In our own criticisms of DSM-IV, we are in substantial agreement with Üstün and Kennedy. We are also in agreement that the problems need to be fixed, and the DSM-V Work Groups are taking steps to do so. A study group has been formed to address the problems and to identify possibilities for restructuring the forthcoming DSM-V to create greater consistency with ICD-11 and the ICF. We are moving to standardize our terminology and better define and operationalize the concepts of severity, disability, distress, and so forth. This could require a significant re-orienting of clinicians – American clinicians, specifically – to a different way of thinking about mental disorders.

Although the ICF is an official WHO classification, its usage in the United States is limited, and it has not been adopted as an official code set. Apart from the widespread unfamiliarity with ICF terminology, the complexity of the classification system may prove daunting. Specification of key domains of activity limitations for persons with mental disorders, with a corresponding global assessment tool, as suggested by the authors, would go a long way in promoting acceptance of disability assessment in the DSM.

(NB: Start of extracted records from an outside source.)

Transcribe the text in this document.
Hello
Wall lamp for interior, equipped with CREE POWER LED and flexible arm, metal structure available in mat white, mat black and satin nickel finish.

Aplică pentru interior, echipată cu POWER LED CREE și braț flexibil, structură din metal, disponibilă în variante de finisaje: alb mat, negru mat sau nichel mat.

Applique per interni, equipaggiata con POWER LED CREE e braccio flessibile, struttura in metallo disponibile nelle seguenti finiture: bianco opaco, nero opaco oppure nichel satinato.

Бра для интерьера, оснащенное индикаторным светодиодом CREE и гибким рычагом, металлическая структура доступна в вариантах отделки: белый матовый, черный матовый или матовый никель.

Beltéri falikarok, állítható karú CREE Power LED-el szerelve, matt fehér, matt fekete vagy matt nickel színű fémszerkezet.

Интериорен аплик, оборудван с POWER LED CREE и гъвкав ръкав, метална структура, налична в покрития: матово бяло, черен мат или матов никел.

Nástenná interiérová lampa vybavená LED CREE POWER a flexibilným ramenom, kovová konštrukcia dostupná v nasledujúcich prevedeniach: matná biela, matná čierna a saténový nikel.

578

We are also taking steps to separate activity limitations from symptom descriptions. Consistent with the authors’ suggested solutions, the incorporation of dimensional measures of symptoms into the diagnostic assessment process will help differentiate symptom/syndrome severity from disability by focusing specifically on symptom ratings of frequency, intensity, and/or duration. The Patient Health Questionnaire (PHQ-9) 4 for depression, for example, is a brief empirically-validated, DSM-IV-derived measure that has demonstrated good acceptability in primary care and psychiatric settings for assessing diagnostic threshold, planning treatment, and tracking outcomes 5. Similar measures have been developed for anxiety and somatic complaints. Planned development of DSM-V clinical diagnostic interviews and lay interviews for epidemiologic surveys will also need to attend to improving assessments of symptom severity and disability.

However, this exercise is somewhat dependent on the extent to which the symptom criteria themselves are already liberated from elements that are better seen as activity limitations. Contrary to Üstün and Kennedy’s assertion, this is not a minor issue limited to occasional disorders such as residual schizophrenia. The DSM-IV and the ICD-10 criteria for research both have many examples of activity limitations serving as symptoms. In the ICD-10, personality disorders, substance dependence, hyperkinetic disorders, and conduct disorder all have substantial components of activity limitations in their symptom criteria. It is unclear at this point whether symptom criteria for these disorders can be fully “cleansed” of their activity limitations components. Ideally, more specific assessments would target the impaired mental processes that underlie these activity limitations. The development and implementation of such assessments will depend largely on the state of the existing science and technology as well as the practical limitations of implemention in routine clinical settings.

The views of Üstün and Kennedy are neither radical nor revolutionary, but reasonable. They reflect the progress in our field and continued efforts to unify psychiatry in the United States with all of medicine and with the rest of the world. We look forward to further cooperation with WHO as the next steps in the development process are taken.